EAST HARTFORD, Conn. (AP) — The pilot of a small plane that crashed on a busy road near the headquarters of military jet-engine maker Pratt & Whitney, killing a passenger, told police detectives that the wreck was intentional, the mayor said Wednesday.
East Hartford Mayor Marcia Leclerc told The Associated Press that the badly burned pilot told authorities the crash Tuesday was not an accident, but she cautioned that investigators have not confirmed that information.
"It's troubling," Leclerc said. "But I also know that stories change and information can be skewed. We're waiting for the facts to come out."
The FBI, Federal Aviation Administration and National Transportation Safety Board are investigating the crash.
Authorities said a student pilot and an instructor were trying to land the Piper PA-34 Seneca at Brainard Airport in Hartford when it struck a utility pole in East Hartford and crashed onto the road at around 4 p.m., bursting into flames. The crash site is a short distance from the airport, across the Connecticut River and in line with the runway.
The police chief in East Hartford asked the FBI to assist in the investigation because it happened so close to Pratt & Whitney.
"The path that the plane took could have been much worse. So we're very fortunate in that sense," Chief Scott Sansom said.

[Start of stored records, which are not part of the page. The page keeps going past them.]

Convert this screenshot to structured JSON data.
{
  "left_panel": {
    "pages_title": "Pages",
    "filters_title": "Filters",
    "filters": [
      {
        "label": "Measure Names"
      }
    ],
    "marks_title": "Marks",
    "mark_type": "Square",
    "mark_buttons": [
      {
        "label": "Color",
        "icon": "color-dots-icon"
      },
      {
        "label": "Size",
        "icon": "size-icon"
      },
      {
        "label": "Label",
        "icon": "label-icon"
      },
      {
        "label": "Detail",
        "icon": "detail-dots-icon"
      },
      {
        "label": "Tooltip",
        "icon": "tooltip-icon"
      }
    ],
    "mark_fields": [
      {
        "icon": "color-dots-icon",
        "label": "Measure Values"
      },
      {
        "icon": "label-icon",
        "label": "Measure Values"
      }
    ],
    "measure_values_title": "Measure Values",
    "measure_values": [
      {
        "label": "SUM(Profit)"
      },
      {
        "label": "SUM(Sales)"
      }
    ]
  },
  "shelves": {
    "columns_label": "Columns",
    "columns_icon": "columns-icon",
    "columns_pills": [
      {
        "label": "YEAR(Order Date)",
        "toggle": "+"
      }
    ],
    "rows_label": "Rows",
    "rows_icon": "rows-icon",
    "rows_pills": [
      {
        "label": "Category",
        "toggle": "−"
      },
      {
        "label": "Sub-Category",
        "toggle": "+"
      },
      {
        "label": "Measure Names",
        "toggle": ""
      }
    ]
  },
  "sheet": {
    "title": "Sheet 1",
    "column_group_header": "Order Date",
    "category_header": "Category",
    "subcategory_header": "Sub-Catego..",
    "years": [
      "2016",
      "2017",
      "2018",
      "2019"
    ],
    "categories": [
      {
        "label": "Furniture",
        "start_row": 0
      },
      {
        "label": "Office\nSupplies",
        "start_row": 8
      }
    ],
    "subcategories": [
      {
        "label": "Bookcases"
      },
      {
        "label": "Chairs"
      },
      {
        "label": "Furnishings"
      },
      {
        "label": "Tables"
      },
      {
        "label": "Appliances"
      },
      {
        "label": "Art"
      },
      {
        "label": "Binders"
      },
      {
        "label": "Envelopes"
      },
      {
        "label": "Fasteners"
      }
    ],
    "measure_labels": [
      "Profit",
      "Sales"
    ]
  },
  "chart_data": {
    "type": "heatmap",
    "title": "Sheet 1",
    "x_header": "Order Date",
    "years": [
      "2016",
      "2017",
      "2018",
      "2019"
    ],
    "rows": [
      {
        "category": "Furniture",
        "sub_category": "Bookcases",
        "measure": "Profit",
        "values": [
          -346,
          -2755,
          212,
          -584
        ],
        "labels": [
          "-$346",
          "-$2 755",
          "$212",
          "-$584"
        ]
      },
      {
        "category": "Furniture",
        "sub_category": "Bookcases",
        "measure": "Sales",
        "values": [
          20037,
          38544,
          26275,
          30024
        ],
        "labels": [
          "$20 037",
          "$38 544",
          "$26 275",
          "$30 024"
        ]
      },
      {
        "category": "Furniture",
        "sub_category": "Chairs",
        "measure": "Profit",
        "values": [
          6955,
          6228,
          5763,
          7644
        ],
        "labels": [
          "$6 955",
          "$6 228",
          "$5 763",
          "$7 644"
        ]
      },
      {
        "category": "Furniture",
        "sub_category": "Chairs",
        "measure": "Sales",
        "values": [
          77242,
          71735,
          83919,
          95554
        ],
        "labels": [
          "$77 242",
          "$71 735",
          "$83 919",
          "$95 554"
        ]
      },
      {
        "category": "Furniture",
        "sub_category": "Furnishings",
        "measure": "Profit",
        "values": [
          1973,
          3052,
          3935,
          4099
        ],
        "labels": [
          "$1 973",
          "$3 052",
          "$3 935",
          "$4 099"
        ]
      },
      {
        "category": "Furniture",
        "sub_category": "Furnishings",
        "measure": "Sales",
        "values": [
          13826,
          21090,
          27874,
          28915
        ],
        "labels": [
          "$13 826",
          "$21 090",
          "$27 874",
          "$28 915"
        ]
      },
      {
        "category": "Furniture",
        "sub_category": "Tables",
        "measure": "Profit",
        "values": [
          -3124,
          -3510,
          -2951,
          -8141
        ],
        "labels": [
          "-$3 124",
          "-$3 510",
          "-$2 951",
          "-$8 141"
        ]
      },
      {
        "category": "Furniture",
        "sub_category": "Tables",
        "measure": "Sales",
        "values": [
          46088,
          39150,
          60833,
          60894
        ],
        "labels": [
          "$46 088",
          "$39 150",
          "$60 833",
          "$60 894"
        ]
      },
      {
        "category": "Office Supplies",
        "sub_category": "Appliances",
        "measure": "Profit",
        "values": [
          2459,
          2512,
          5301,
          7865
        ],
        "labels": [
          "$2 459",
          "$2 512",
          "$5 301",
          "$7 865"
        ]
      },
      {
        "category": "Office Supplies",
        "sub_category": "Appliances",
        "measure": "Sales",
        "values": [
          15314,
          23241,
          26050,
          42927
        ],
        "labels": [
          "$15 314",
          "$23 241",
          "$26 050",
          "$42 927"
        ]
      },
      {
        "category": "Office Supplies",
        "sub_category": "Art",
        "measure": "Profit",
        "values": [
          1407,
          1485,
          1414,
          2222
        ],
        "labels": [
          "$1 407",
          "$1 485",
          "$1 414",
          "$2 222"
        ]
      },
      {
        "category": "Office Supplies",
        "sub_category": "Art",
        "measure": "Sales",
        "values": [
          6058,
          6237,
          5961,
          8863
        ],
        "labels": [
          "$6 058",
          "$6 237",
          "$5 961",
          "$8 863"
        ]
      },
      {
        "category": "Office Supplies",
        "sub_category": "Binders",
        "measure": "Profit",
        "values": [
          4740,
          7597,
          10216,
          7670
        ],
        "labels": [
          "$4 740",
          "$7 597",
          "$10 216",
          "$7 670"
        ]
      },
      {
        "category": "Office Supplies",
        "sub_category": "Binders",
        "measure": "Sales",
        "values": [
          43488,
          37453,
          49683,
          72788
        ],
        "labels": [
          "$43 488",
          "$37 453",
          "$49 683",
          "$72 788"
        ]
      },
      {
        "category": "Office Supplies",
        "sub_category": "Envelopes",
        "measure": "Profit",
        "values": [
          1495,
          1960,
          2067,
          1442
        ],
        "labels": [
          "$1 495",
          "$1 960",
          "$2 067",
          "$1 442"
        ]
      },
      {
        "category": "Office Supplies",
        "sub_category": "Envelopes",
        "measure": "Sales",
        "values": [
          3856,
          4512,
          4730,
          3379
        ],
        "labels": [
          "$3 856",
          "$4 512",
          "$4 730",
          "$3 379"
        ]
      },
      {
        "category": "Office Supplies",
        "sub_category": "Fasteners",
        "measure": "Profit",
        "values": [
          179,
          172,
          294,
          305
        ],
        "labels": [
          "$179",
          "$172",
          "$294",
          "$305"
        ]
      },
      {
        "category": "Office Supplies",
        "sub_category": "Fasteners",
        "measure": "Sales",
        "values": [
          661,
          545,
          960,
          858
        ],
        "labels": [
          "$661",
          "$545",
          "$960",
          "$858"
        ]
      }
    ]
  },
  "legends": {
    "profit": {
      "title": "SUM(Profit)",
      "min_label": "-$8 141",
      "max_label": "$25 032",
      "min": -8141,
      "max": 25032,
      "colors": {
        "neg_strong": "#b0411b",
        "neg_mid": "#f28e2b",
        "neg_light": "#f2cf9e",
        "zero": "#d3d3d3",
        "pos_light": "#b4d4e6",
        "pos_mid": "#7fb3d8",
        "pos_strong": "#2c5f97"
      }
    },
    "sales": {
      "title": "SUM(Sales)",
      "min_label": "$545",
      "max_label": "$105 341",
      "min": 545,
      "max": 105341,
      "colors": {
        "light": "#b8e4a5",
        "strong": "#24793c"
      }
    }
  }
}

Police say the pilot was hospitalized with serious burns but was talking with investigators. The passenger was in the wreckage and presumed dead. Police haven't released names.
Two people in a minivan that came close to colliding with the plane were taken to a hospital with minor injuries.
Authorities urged people to avoid the area as investigators continued their work.
"This is a very complex investigation with a lot of different agencies and a lot of different moving parts," fire Chief John Oates said.